Our finding of a higher incidence of type 1 diabetes in children from remote areas is not consistent with an analysis from Western Australia [9], which detected a lower incidence in remote areas, defined primarily by population density. Although the classification of remoteness differed in the two studies the difference is unlikely to explain the contrasting conclusions. The secondary analysis of deprivation and child population density are consistent with a previous analyses of a subset of these cases over the period 1989–1994 [3] and also with small-area analyses conducted in other countries which have investigated material deprivation [2, 4] and population density [4, 5]. In addition, a number of small-area studies have detected higher incidence rates in rural areas [2, 7], broadly in agreement with our results. In contrast to the Northern Ireland findings, two studies detected lower rates in rural areas in Italy [6] and Lithuania [8]. The contradictory associations noted in Italy and Lithuania may reflect a different rural lifestyle in these countries.

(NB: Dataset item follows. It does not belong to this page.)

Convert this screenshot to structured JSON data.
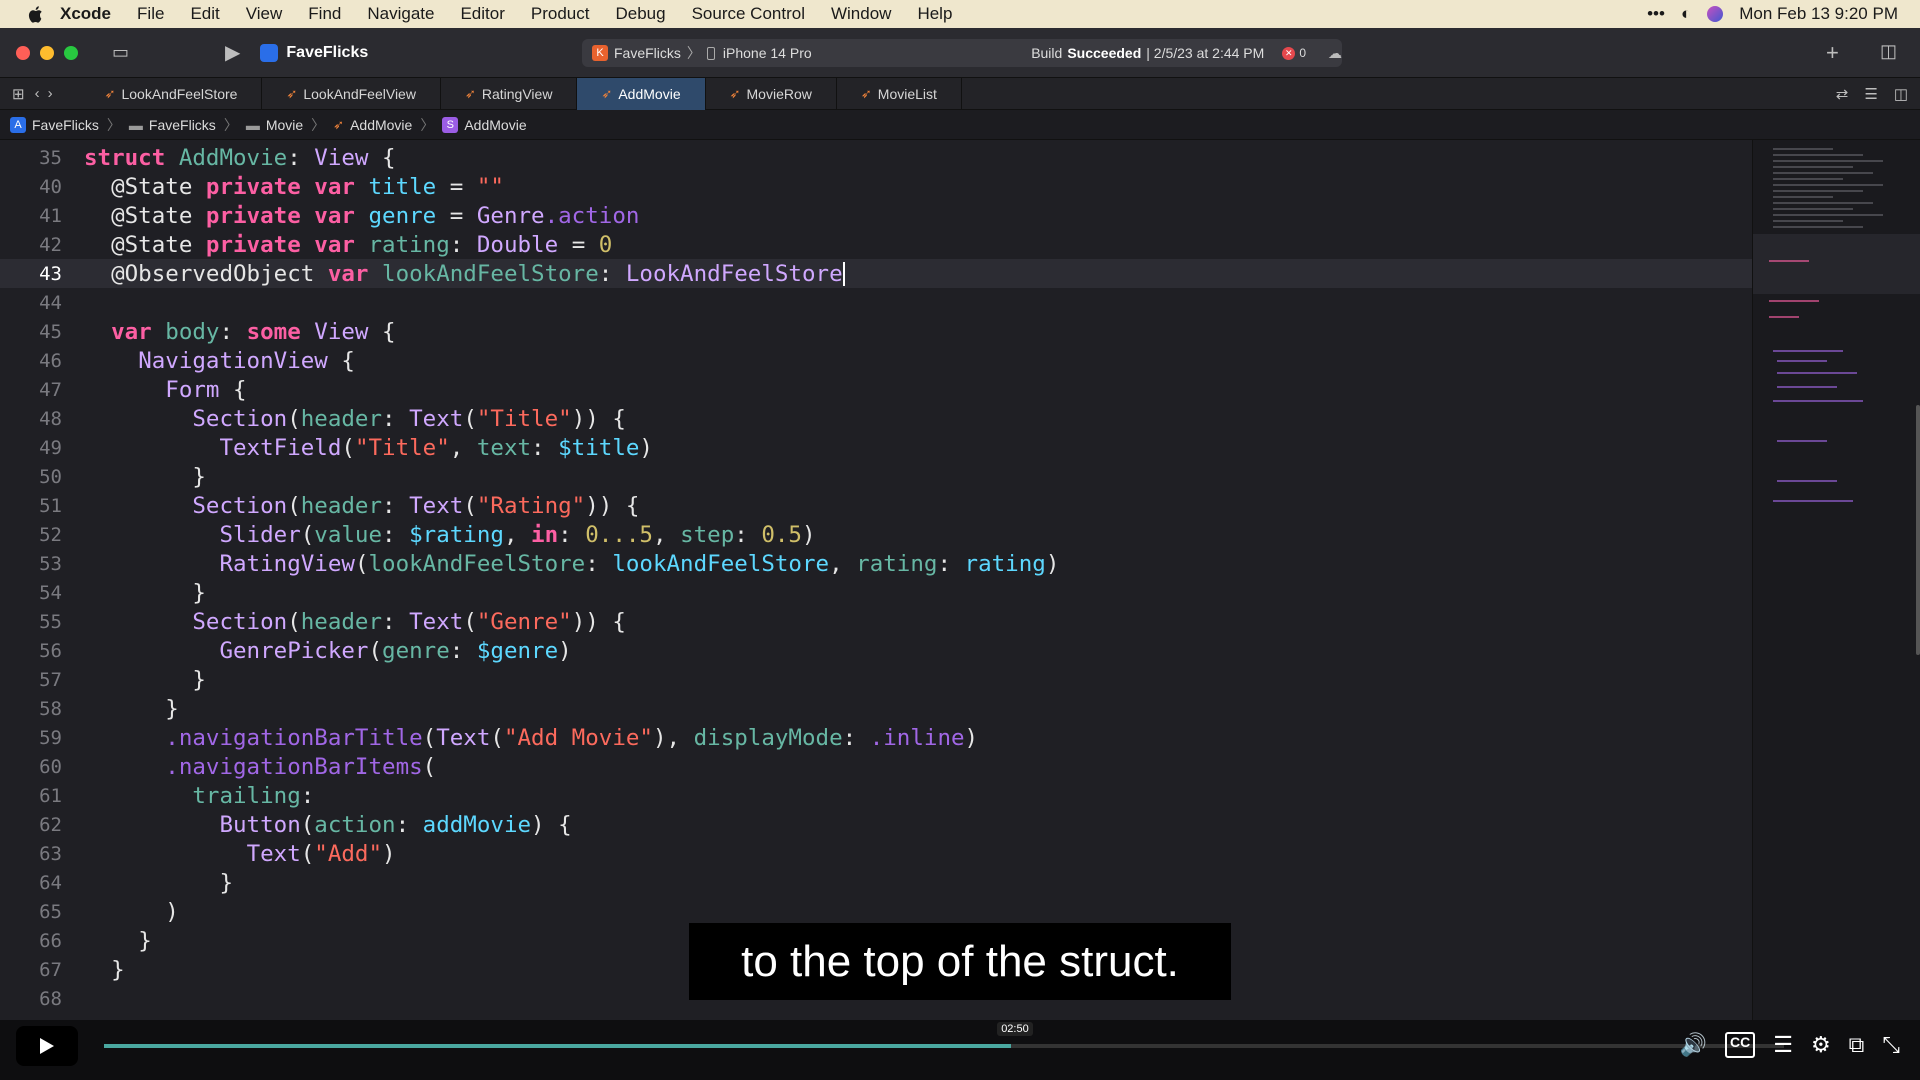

The hygiene hypothesis suggests that the developing immune system requires stimulation by exposure to infections and other immune challenges to achieve a mature and balanced repertoire of responses [1]. The novel association between remoteness and type 1 diabetes mellitus may provide support for this hypothesis, as intuitively it seems likely that children living in remote areas will have less social contact at an early age, and consequently a reduced or delayed exposure to infections. The increased incidence of type 1 diabetes mellitus may reflect the lack of stimulation of the developing immune system, by exposure to infections, in children living in remote areas. Also in support of the hygiene hypothesis, studies have demonstrated inverse associations between type 1 diabetes mellitus and increased exposure to infections in early life and other proxy measures for infection, including day-care attendance [13].

In conclusion, in Northern Ireland over the period 1989 to 2003, there was evidence that children in remote areas experienced higher rates of type 1 diabetes mellitus, an observation that could reflect the reduced or delayed exposure to infections, particularly early in life, in these areas.